Description & Requirements

Responsibilities
 • Lead and contribute to predictive modeling projects, including data quality verification, exploratory data analysis, rule engine development, model training, and performance optimization.
 • Explore and apply generative AI technologies, including multimodal large models and large language models (LLMs), to solve real-world problems such as compliance assessment and failure mode classification.
 • Design and implement data reporting solutions tailored to operational and site-specific business requirements.
 • Collaborate cross-functionally with QA, business stakeholders, and engineering teams to ensure timely and high-quality delivery.
 • Document development processes and design decisions in English, and maintain version control using Git.

Experience / Qualifications
 • Bachelor’s degree or above in Computer Science, Software Engineering, Data Science, or related field.

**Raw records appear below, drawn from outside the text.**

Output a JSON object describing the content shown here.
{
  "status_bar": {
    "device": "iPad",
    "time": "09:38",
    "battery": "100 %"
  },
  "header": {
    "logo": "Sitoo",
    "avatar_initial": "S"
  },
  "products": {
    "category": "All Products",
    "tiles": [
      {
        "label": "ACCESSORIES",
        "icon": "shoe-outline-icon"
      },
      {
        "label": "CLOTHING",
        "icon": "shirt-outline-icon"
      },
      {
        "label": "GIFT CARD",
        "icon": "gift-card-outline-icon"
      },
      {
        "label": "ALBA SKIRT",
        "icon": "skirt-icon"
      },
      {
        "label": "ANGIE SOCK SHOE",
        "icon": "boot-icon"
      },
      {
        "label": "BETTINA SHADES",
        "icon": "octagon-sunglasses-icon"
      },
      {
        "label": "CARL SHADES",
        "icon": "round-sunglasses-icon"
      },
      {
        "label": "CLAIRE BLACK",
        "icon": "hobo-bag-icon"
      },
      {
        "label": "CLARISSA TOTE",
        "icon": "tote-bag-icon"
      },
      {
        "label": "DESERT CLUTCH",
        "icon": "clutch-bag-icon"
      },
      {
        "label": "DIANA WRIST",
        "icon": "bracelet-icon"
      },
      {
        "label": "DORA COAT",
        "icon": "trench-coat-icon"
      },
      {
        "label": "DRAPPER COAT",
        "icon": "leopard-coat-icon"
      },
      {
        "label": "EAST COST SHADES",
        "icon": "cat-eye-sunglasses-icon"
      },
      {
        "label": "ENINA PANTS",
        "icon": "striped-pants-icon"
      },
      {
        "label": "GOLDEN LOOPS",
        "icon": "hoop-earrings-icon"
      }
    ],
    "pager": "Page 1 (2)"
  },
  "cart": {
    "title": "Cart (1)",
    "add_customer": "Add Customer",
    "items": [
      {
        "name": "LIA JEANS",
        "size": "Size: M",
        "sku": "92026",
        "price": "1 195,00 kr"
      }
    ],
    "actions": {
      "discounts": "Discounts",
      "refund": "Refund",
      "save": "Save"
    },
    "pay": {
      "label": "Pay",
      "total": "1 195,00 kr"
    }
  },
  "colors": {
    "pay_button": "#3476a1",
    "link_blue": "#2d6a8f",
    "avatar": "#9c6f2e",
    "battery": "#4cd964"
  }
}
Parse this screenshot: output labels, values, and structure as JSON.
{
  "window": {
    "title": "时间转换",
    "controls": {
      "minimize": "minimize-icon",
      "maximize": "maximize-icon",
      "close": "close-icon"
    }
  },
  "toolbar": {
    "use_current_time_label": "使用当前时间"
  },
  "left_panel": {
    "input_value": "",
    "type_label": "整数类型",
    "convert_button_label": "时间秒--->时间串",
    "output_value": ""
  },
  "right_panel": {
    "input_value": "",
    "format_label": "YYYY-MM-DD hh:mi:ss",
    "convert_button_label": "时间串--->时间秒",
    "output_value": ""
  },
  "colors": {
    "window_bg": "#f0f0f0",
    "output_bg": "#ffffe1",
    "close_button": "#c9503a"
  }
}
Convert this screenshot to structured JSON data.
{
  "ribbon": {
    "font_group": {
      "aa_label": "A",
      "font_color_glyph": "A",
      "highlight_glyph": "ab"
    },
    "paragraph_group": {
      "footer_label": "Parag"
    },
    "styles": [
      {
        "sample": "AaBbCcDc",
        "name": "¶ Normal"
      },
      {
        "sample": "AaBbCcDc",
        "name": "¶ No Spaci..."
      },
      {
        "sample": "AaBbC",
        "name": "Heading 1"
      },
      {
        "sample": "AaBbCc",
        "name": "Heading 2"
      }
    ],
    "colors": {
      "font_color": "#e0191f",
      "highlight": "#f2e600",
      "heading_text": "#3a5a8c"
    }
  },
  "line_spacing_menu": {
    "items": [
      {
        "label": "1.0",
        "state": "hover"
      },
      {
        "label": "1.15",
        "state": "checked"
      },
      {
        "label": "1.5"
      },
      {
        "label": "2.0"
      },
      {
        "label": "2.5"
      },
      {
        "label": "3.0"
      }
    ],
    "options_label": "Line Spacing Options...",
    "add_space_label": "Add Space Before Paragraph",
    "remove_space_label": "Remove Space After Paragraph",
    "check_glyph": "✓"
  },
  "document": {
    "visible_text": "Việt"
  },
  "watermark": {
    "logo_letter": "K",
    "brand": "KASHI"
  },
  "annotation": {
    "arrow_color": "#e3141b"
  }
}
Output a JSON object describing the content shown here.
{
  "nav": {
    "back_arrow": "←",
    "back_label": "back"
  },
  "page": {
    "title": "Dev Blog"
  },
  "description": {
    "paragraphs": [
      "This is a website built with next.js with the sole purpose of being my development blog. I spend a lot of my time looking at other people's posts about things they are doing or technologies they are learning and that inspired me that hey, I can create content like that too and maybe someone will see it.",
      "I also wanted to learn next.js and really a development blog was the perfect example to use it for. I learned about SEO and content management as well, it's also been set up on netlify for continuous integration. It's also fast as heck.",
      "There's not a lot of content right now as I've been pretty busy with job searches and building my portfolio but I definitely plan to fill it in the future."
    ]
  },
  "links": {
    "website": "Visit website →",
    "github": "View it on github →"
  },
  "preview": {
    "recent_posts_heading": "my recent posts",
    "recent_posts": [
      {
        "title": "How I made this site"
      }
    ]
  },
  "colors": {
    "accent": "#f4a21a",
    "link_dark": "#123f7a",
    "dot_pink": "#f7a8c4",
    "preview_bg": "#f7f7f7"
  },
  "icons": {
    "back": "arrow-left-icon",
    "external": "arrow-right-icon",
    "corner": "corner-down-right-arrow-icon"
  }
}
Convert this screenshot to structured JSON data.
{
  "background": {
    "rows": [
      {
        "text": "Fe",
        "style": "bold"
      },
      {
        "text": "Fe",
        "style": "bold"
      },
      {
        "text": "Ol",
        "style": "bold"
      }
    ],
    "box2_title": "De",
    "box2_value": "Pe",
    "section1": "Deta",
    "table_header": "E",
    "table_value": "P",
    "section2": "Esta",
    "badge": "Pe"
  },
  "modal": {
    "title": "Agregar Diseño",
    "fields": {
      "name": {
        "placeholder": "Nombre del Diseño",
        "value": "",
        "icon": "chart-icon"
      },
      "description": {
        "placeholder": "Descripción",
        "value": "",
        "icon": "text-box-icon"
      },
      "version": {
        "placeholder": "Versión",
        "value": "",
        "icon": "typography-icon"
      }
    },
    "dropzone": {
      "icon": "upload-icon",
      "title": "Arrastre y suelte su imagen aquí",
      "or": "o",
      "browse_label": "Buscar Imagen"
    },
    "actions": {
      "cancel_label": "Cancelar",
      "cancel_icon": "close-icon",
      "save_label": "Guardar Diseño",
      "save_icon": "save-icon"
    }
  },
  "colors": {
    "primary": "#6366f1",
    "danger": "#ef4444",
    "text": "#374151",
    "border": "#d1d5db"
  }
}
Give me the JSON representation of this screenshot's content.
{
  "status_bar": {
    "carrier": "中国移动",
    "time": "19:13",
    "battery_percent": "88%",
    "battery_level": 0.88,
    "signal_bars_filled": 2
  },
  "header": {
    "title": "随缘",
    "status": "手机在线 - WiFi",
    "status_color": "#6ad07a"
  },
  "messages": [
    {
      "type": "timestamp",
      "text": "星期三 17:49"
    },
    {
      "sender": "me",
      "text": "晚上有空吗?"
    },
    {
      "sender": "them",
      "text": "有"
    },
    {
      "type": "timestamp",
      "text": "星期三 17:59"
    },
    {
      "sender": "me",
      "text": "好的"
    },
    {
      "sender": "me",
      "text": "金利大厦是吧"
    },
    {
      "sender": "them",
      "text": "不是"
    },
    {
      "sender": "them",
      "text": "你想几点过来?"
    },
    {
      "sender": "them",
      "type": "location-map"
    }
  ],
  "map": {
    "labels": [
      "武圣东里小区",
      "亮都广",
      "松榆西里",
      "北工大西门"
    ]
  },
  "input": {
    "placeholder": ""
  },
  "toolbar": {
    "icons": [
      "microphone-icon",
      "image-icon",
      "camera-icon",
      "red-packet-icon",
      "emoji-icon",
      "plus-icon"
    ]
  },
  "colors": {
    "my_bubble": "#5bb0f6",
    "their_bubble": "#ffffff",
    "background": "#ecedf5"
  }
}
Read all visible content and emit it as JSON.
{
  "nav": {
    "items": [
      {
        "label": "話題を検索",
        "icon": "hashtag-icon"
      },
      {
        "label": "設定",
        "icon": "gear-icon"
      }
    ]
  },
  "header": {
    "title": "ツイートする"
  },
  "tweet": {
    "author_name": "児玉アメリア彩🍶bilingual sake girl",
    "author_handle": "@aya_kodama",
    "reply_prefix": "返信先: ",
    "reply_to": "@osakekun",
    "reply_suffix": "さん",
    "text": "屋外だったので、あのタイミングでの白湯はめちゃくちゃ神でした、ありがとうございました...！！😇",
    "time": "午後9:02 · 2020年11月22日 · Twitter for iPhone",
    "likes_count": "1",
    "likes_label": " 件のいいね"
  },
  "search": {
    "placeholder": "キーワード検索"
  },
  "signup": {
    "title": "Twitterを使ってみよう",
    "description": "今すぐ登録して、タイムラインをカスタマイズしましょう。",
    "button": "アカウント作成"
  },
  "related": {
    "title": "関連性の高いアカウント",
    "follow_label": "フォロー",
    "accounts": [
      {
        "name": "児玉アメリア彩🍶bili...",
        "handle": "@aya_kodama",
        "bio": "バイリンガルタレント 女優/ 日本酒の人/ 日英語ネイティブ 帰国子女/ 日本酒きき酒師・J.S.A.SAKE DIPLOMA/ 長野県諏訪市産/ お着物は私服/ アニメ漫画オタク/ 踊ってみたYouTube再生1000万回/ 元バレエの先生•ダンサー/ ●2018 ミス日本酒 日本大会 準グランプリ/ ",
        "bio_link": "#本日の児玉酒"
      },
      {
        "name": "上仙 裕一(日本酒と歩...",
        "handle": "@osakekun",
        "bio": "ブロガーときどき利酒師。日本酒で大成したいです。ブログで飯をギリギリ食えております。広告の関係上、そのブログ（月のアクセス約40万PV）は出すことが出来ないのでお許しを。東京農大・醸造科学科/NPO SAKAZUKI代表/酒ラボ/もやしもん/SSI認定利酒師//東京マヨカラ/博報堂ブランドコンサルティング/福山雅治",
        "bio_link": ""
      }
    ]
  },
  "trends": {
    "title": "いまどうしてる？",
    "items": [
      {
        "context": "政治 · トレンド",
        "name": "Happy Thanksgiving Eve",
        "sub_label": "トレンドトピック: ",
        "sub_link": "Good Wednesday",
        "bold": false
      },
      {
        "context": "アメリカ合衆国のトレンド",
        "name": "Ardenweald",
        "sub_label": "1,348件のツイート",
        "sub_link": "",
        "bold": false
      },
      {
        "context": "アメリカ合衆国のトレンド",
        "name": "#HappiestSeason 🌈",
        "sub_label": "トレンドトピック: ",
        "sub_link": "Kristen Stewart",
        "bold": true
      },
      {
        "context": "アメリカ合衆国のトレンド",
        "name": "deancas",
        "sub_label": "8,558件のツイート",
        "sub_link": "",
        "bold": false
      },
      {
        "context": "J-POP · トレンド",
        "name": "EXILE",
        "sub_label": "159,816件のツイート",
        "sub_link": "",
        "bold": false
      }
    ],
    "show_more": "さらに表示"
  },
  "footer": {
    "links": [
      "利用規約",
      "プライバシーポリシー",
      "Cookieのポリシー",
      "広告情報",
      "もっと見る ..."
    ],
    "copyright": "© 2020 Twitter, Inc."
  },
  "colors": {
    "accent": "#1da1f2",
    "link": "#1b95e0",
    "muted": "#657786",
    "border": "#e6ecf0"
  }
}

 • Minimum 5 years of experience in data science, machine learning, or AI-related roles.
 • Proficient in Python and Spark, with hands-on experience in libraries such as Pandas, Scikit-learn, PySpark, and Spark MLlib.
 • Experience with Databricks for managing ML experiments, building LLM services, and performing model fine-tuning.
 • Solid understanding of statistical analysis, feature engineering, and prompt engineering.
 • Familiar with Python unit testing frameworks such as Pytest and UnitTest.
 • Strong SQL skills and understanding of database performance optimization.
 • Experience with Web APIs, with attention to performance and security.
 • Familiar with Git for branch and version control. • Excellent communication skills and ability to write and read English technical documentation.
 • Experience contributing to open-source projects or participating in community discussions is a plus.
 • Knowledge of Azure Cloud is preferred.